Wei Dai comments on Conceptual Problems with UDT and Policy Selection

Wei Dai 1 Jul 2019 13:50 UTC
2 points
Suppose you (as a human) are playing chicken against this version of UDT, which has vastly more computing power than you and could simulate your decisions in its proofs. Would you swerve?

I wouldn’t, because I would reason that if I didn’t swerve, UDT would simulate that and conclude that not swerving leads to the highest utility. You said “By deliberately crashing into the formerly smart madman, UDT can retroactively erase the situation.” but I don’t see how this version of UDT does that.

I don’t know what logical updatelessness means, and I don’t see where the article describes this

You’re right, the post kind of just obliquely mentions it and assumes the reader already knows the concept, in this paragraph:

Both agents race to decide how to decide first. Each strives to understand the other agent’s behavior as a function of its own, to select the best policy for dealing with the other. Yet, such examination of the other needs to itself be done in an updateless way. It’s a race to make the most uninformed decision.

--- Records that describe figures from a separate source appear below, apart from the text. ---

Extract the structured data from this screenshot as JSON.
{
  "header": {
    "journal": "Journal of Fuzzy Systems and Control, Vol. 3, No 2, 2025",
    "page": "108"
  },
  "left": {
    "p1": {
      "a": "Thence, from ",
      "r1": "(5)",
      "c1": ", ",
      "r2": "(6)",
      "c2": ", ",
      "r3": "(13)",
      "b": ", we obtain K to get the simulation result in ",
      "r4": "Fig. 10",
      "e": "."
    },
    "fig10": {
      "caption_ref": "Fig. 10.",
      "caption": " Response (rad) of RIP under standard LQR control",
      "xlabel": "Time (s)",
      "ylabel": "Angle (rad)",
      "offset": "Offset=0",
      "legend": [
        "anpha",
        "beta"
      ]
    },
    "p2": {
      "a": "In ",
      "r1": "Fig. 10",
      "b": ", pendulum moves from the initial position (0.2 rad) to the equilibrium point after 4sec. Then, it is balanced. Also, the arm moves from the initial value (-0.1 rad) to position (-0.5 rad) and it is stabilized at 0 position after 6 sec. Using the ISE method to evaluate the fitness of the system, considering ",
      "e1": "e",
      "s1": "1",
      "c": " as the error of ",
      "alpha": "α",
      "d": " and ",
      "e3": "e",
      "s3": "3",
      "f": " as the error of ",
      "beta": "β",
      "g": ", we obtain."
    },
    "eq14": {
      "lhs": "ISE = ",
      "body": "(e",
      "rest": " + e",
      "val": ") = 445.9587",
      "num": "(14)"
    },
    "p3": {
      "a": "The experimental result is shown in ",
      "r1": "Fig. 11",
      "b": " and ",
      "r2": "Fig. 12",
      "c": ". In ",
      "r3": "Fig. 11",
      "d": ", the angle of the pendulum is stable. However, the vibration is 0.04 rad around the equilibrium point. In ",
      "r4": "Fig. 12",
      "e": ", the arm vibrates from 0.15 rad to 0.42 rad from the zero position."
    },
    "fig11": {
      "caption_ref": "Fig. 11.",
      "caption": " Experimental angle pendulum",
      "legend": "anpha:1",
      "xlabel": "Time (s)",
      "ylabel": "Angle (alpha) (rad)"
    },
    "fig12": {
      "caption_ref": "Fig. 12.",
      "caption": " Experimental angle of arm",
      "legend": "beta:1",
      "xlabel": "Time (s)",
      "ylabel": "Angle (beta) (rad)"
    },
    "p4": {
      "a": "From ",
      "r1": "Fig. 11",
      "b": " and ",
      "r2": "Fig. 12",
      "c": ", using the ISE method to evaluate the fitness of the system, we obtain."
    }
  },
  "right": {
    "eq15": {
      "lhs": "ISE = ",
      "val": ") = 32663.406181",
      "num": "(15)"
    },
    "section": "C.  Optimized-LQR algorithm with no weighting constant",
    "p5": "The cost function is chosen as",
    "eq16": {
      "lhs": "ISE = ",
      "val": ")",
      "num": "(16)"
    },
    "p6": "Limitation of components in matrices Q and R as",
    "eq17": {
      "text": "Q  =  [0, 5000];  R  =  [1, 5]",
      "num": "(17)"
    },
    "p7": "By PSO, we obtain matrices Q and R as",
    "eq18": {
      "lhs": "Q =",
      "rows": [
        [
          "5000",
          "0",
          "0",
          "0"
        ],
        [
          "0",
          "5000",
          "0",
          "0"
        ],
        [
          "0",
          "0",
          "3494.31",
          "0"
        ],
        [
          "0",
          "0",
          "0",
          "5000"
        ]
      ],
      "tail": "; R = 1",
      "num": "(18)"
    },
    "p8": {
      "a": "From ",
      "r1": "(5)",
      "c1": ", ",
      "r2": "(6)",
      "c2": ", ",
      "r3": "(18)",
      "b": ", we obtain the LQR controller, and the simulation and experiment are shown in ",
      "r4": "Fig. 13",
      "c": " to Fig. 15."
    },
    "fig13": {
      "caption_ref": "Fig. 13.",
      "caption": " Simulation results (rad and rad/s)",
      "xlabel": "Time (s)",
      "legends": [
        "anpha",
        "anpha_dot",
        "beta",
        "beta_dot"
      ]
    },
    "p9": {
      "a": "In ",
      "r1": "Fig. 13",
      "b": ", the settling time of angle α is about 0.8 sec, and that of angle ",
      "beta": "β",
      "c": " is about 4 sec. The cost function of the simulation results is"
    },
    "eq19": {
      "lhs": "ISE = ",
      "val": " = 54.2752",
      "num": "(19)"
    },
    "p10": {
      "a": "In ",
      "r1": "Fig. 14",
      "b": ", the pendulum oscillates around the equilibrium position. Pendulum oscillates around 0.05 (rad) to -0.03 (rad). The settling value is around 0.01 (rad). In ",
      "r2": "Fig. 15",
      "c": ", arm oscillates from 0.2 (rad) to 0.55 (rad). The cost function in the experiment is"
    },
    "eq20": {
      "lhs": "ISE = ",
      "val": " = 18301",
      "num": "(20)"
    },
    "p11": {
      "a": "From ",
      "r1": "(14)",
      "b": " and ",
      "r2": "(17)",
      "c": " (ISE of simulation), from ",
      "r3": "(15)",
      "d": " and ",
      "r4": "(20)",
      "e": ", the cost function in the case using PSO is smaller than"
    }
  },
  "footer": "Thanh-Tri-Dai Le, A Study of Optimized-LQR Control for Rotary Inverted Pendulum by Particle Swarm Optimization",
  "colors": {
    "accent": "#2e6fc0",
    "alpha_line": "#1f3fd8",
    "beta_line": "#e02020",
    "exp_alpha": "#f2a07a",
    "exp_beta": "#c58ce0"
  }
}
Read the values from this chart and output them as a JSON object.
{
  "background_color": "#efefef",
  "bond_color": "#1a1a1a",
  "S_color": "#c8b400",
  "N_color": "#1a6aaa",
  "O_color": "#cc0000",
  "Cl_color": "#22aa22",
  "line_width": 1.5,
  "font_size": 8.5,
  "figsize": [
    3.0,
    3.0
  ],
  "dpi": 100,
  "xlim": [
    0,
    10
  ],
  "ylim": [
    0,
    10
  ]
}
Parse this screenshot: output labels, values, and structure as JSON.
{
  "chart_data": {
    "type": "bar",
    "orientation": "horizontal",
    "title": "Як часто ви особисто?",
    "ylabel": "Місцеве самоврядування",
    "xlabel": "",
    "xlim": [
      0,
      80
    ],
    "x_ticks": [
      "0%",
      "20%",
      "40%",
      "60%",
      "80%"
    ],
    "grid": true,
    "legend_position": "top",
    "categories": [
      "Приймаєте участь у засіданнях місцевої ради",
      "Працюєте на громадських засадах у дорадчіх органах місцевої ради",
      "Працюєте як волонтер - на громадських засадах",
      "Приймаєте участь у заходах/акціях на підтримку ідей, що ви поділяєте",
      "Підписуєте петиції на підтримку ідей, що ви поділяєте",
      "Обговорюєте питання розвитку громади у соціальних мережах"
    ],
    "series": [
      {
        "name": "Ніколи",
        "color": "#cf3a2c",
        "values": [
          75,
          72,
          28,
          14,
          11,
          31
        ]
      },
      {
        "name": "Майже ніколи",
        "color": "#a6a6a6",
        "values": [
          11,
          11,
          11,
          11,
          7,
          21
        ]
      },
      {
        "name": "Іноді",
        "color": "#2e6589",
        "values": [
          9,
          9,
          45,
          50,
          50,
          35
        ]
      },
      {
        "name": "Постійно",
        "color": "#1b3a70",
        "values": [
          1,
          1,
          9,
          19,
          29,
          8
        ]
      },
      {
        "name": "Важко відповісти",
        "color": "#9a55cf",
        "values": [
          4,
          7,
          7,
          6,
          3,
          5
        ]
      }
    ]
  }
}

Not sure what’s a good reference for logical updatelessness. Maybe try some of these posts? The basic idea is just that even if you manage to prove that your opponent doesn’t swerve, you perhaps shouldn’t “update” on that and then make your own decision while assuming that as a fixed fact that can’t be changed.
- Gurkenglas 1 Jul 2019 14:24 UTC
  1 point
  Parent
  If I didn’t assume PA is consistent, I would swerve because I wouldn’t know whether UDT might falsely prove that I swerve. Since PA is consistent and I assume this, I am in fact better at predicting UDT than UDT is at predicting itself, and it swerves while I don’t. Can you find a strategy that beats UDT, doesn’t disentangle its opponent from the environment, swerves against itself and “doesn’t assume UDT’s proof system is consistent”?
  It sounds like you mentioned logical updatelessness because my version of UDT does not trust a proof of “u = …”, it wants the whole set of proofs of “u >= …”. I’m not yet convinced that there are any other proofs it must not trust.